Salı akşamı, Atina-Selanik demiryolunda bir yolcu treni ile yük treninin “kader” planı doğrultusunda çarpışması neticesinde en az 36 kişi yaşamını yitirmiş.
Adeta “asrın tren kazası” diyebileceğimiz bu elim hadise karşısında yapılacak tek şey tevekkül etmek ve Yaradana sığınmak. Ama Yunanistan tarihinde böyle bir kaza ne görülmüş ne de duyulmuş.
Bir Pamukova değil. Eh, Çorlu’dan da hallice.
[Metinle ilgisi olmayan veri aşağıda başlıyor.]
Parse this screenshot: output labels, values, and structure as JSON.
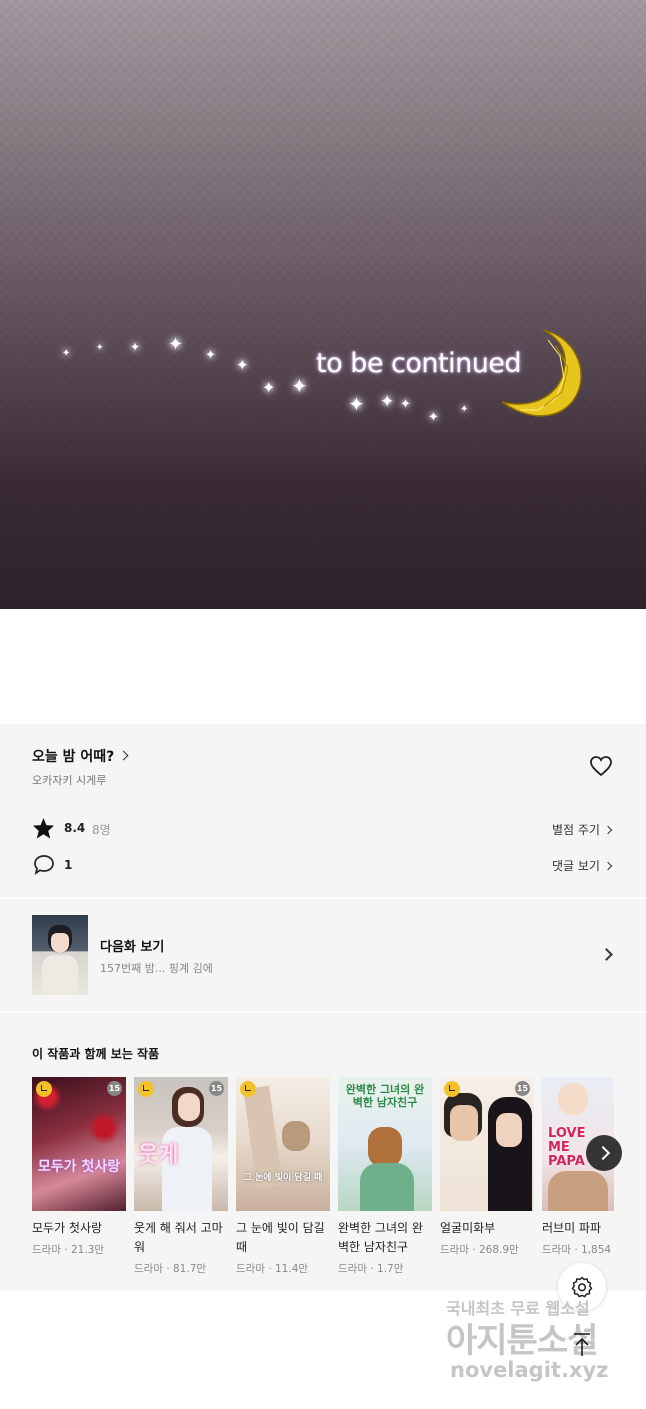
{
  "hero": {
    "caption": "to be continued"
  },
  "episode": {
    "title": "오늘 밤 어때?",
    "author": "오카자키 시게루",
    "rating": "8.4",
    "raters": "8명",
    "rate_link": "별점 주기",
    "comments": "1",
    "comments_link": "댓글 보기"
  },
  "next": {
    "label": "다음화 보기",
    "subtitle": "157번째 밤... 핑계 김에"
  },
  "recs": {
    "title": "이 작품과 함께 보는 작품",
    "items": [
      {
        "name": "모두가 첫사랑",
        "meta": "드라마 · 21.3만",
        "cover": "모두가 첫사랑",
        "age": "15"
      },
      {
        "name": "웃게 해 줘서 고마워",
        "meta": "드라마 · 81.7만",
        "cover": "웃게",
        "age": "15"
      },
      {
        "name": "그 눈에 빛이 담길 때",
        "meta": "드라마 · 11.4만",
        "cover": "그 눈에 빛이 담길 때"
      },
      {
        "name": "완벽한 그녀의 완벽한 남자친구",
        "meta": "드라마 · 1.7만",
        "cover": "완벽한 그녀의 완벽한 남자친구"
      },
      {
        "name": "얼굴미화부",
        "meta": "드라마 · 268.9만",
        "age": "15"
      },
      {
        "name": "러브미 파파",
        "meta": "드라마 · 1,854",
        "cover": "LOVE ME PAPA"
      }
    ]
  },
  "watermark": {
    "line1": "국내최초 무료 웹소설",
    "line2": "아지툰소설",
    "line3": "novelagit.xyz"
  },
  "colors": {
    "star": "#111111",
    "clock_badge": "#f3c12a",
    "panel_bg": "#f5f5f5"
  }
}
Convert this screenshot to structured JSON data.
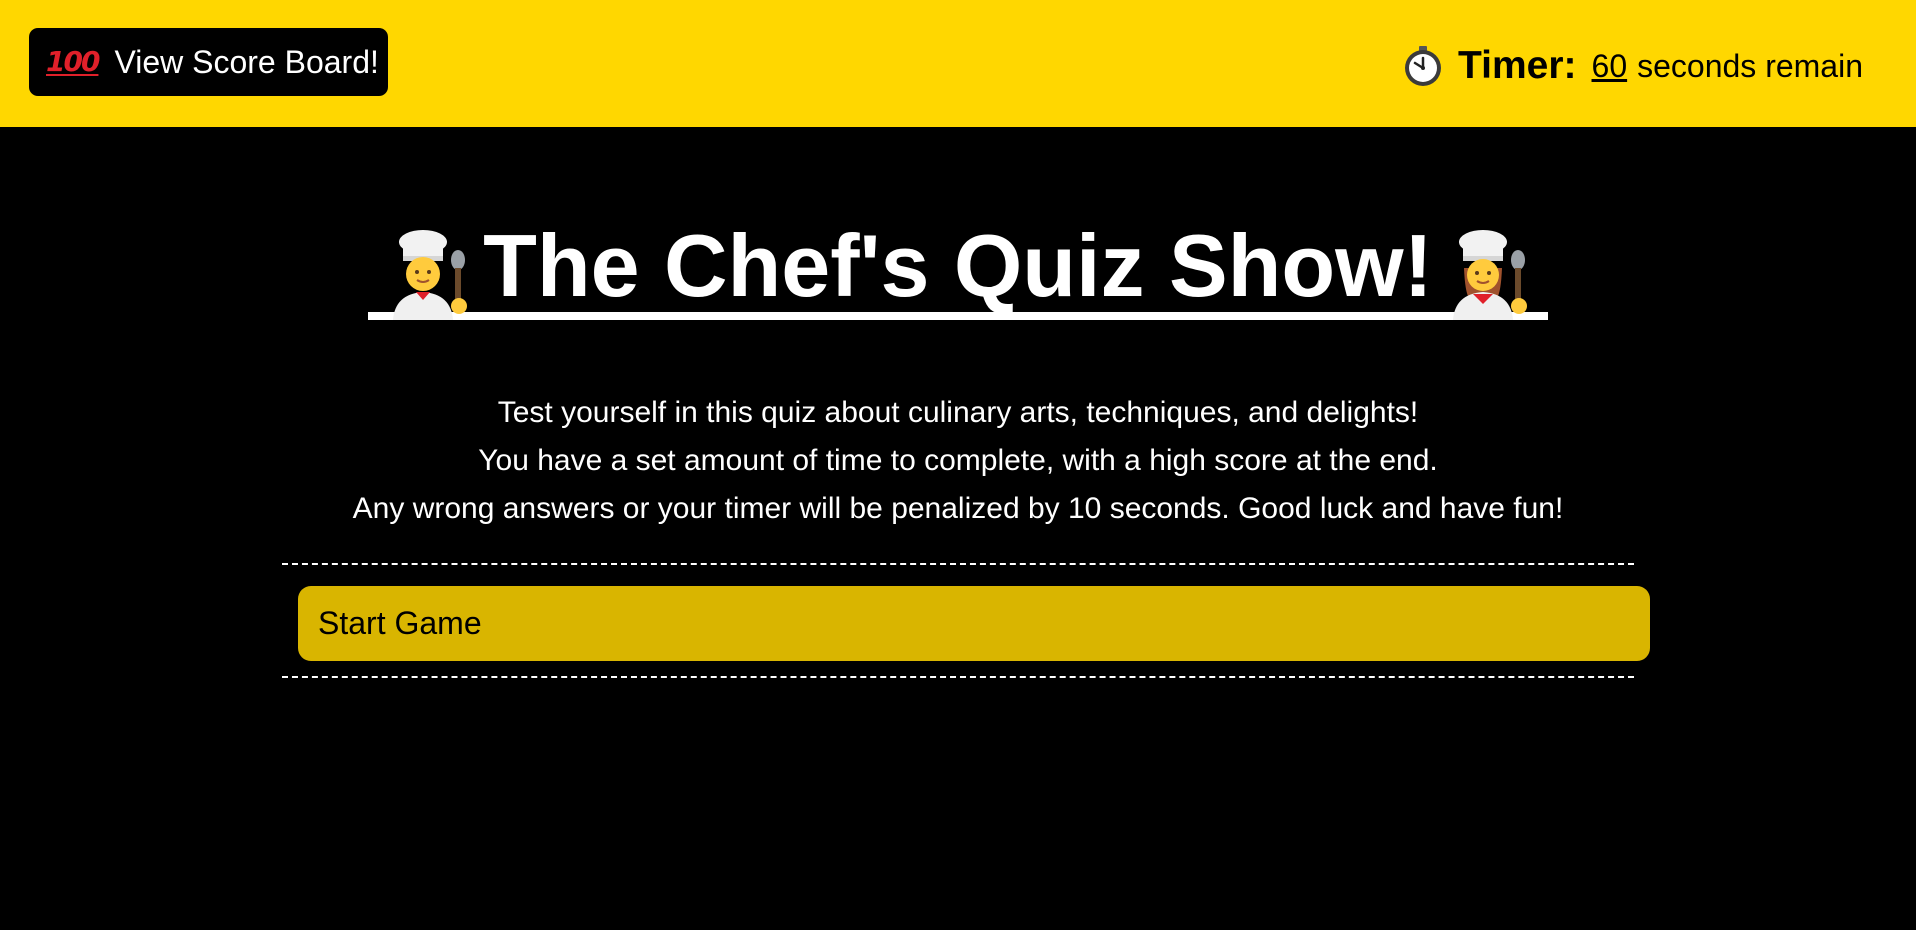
{
  "header": {
    "background_color": "#ffd700",
    "score_button": {
      "icon": "hundred-points-icon",
      "icon_text": "100",
      "label": "View Score Board!"
    },
    "timer": {
      "icon": "clock-icon",
      "label": "Timer:",
      "value": "60",
      "suffix": "seconds remain"
    }
  },
  "main": {
    "title": "The Chef's Quiz Show!",
    "title_icons": [
      "man-cook-icon",
      "woman-cook-icon"
    ],
    "intro_lines": [
      "Test yourself in this quiz about culinary arts, techniques, and delights!",
      "You have a set amount of time to complete, with a high score at the end.",
      "Any wrong answers or your timer will be penalized by 10 seconds. Good luck and have fun!"
    ],
    "start_button": {
      "label": "Start Game",
      "color": "#d9b500"
    }
  }
}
Tabi, bizdeki gibi hızlandırılmış trenlerle “millete hizmet” noktasında yerli ve millî bir iktidarları yok. Adamların alnı haça değmiyor bir kere…
Çalışmıyorlar.
Çalışmadıkları için çalamıyorlar.
Çalamayınca da ölümlü kaza olmuyor.
Olunca da böyle kızılca kıyameti kopartıyorlar!
Baksınlar ya Türkiye’ye!
Burası ne Şili ne Meksika ne de Japonya… Öyle 8, 9’luk deprem pek görülmüyor. Bir 7.8, bir de 7.6 ile sallandık! En aşağı 45 binden fazla mümin, rahmet-i rahmana kavuştu!
Şehitler tepemiz boş kalmıyor elhamdülillah.
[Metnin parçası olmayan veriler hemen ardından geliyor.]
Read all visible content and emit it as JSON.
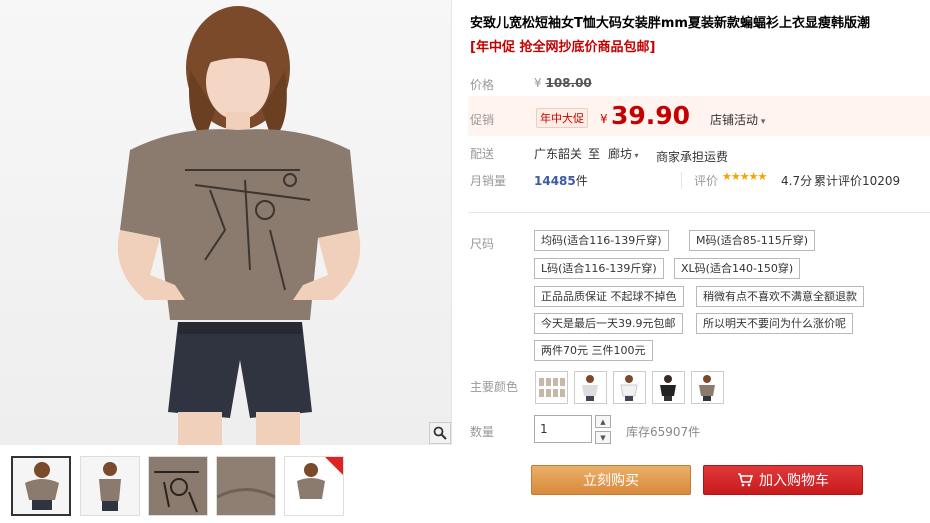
{
  "product": {
    "title": "安致儿宽松短袖女T恤大码女装胖mm夏装新款蝙蝠衫上衣显瘦韩版潮",
    "subtitle": "[年中促 抢全网抄底价商品包邮]"
  },
  "price": {
    "label": "价格",
    "currency": "¥",
    "original": "108.00"
  },
  "promo": {
    "label": "促销",
    "badge": "年中大促",
    "currency": "¥",
    "price": "39.90",
    "shop_activity": "店铺活动"
  },
  "shipping": {
    "label": "配送",
    "from": "广东韶关",
    "to_word": "至",
    "dest": "廊坊",
    "note": "商家承担运费"
  },
  "sales": {
    "label": "月销量",
    "count": "14485",
    "unit": "件",
    "rating_label": "评价",
    "stars": "★★★★★",
    "rating": "4.7分",
    "review_count": "累计评价10209"
  },
  "options": {
    "size_label": "尺码",
    "sizes": [
      "均码(适合116-139斤穿)",
      "M码(适合85-115斤穿)",
      "L码(适合116-139斤穿)",
      "XL码(适合140-150穿)",
      "正品品质保证 不起球不掉色",
      "稍微有点不喜欢不满意全额退款",
      "今天是最后一天39.9元包邮",
      "所以明天不要问为什么涨价呢",
      "两件70元 三件100元"
    ],
    "color_label": "主要颜色"
  },
  "quantity": {
    "label": "数量",
    "value": "1",
    "stock": "库存65907件"
  },
  "buttons": {
    "buy_now": "立刻购买",
    "add_cart": "加入购物车"
  },
  "colors": {
    "price_red": "#c40000",
    "buy_orange": "#d9893c",
    "cart_red": "#c71c1e",
    "star_gold": "#f5a300"
  }
}
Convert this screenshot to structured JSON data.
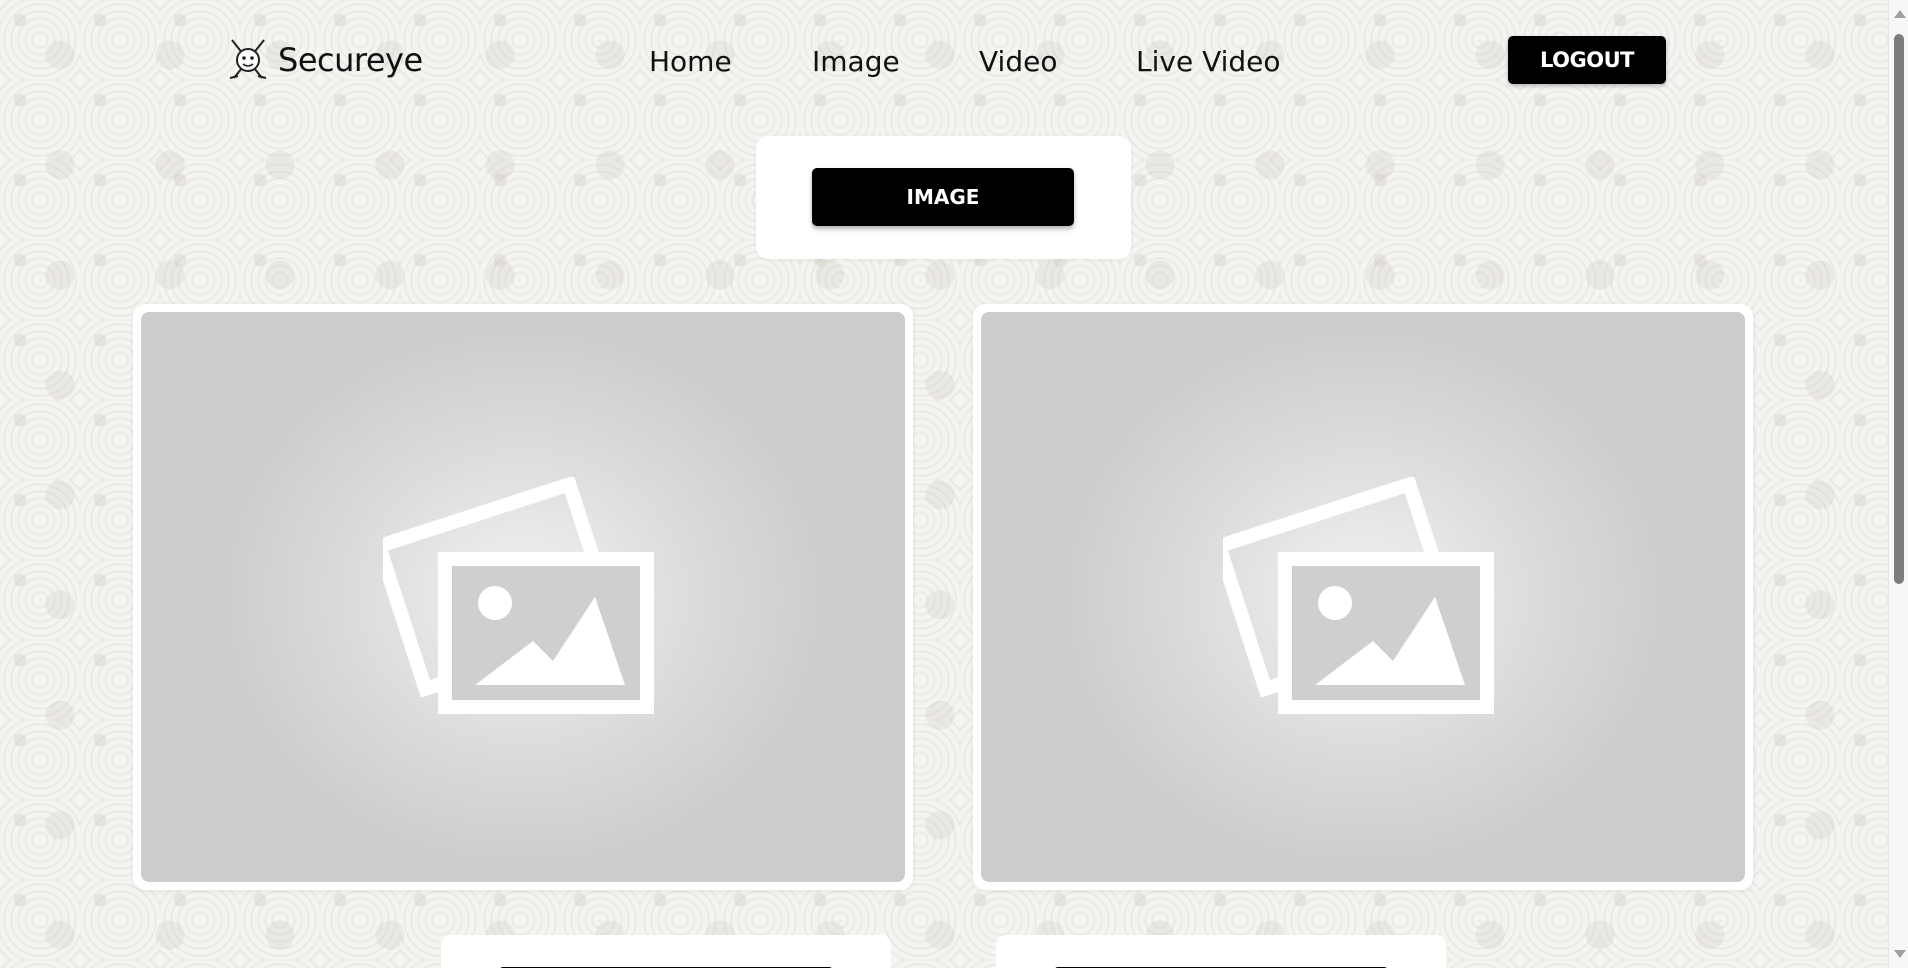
{
  "brand": {
    "name": "Secureye"
  },
  "nav": {
    "links": [
      {
        "label": "Home"
      },
      {
        "label": "Image"
      },
      {
        "label": "Video"
      },
      {
        "label": "Live Video"
      }
    ],
    "logout_label": "LOGOUT"
  },
  "mode": {
    "button_label": "IMAGE"
  },
  "icons": {
    "logo": "mask-swords-icon",
    "placeholder": "image-placeholder-icon"
  },
  "colors": {
    "button_bg": "#000000",
    "button_text": "#ffffff",
    "card_bg": "#ffffff",
    "placeholder_bg": "#cccccc"
  }
}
Dünyada bir kalemde bu kadar vatandaşını cennete yollayabilen başka bir ülke var mı?
Hayır yani, varsa gösterin. Beğenir kıskanırsak oraya gidelim. Yoksa karnından konuşmasın kimse. Bize mazlumların duası yeter!
Allah kuluna göre felaket verirmiş. Asrın liderine asrın felaketi! Kıskanmayın.
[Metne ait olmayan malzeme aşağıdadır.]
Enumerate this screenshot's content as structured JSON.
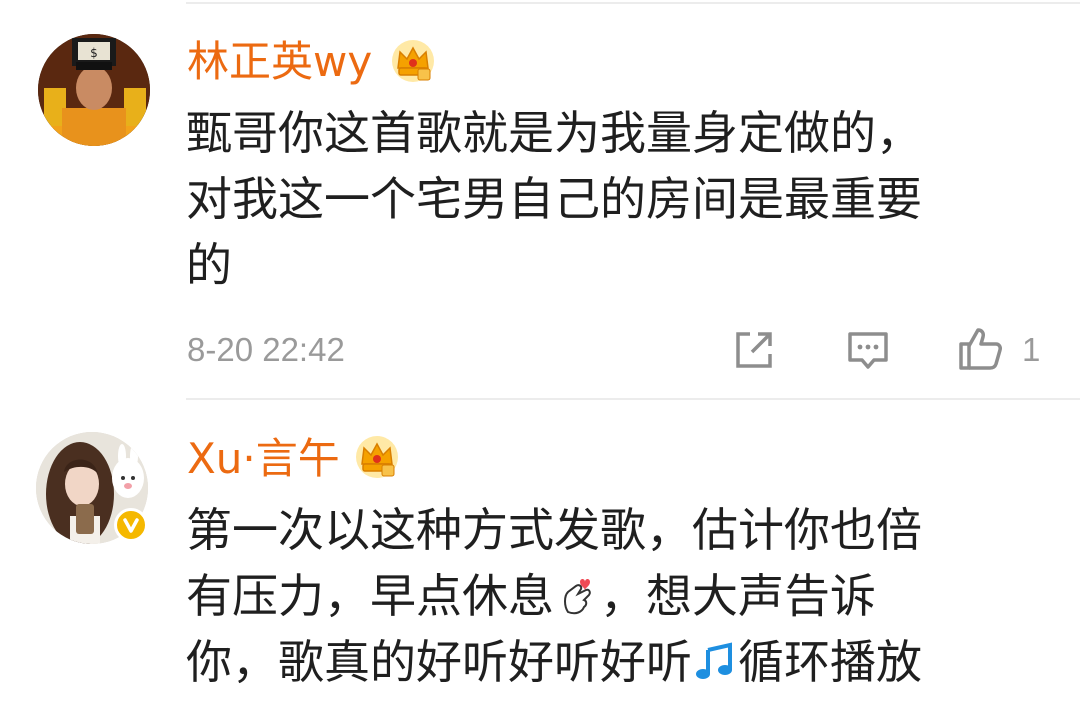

Aslında bu tren kazası yine haber maber olmayacaktı. Yunanistan küçük devlet. Öyle olunca Yunanistan’daki “asrın felaketi” de küçük oluyor. Bizdeki gibi memlekete taze kan olmuş, milletimizin gözbebeği mülteciler de yok. Ayasofya Cami-i Şerif’in şadırvanında bir haftada akan abdest suyuyla boğarız onları.
Olayı büyüten ne mi oldu? Bir ahlaksızın, şerefsizin, haysiyetsizin –bu kadar açık ve net konuşuyorum– evet, yaptığı alçakça hareket.
Bunların bir tane Ulaştırma Bakanı mıymış, neymiş… Kostas Karamanlis. İstifa ediyor.
Ulan sen kimsin? Ulemaya sordun mu bir kere? Seni görevden affeden oldu mu? Göklerden bir karar mı geldi?
Bir kabahati olduğundan değil, ölenlere saygısından ötürü istifa ediyormuş.
Sen saygı dersin, biz musallanın önünde hakkımızı helal eder, hepsinin Fâtiha’sını düzgünce okuruz, Karamanlis efendi! Maneviyatı senden mi öğreneceğiz?
Sen daha iki tane çadırı satamamışsın! Hani nerede sizin Kızılhaç’ınız?
Pennsylvania’dan, Washington’dan, Brüksel’den basılan düğmeler yetmemiş olacak ki…
Şimdi de suyun öte yakasından düğmelere basıyorlar. Mavi Vatan’da, Libya’da biz bunlara taviz vermedik, vermeyiz, şimdi de vermeyeceğiz evelallah.
Ve buradaki bir takım ahlaksızlar, bu yuvarlak masayı da peşlerine takmış, bunu şimdi ballandıra ballandıra anlatıyor. Bize de hadsizce, insafsızca ve izansızca istifa zilletini hatırlatıyorlar.
Yok artık öyle bir Türkiye…
Biz daha buradaki depremin, Allah’tan gelen rahmetin mevlüdünü okutmadık. Şimdilik bunu da not ediyoruz.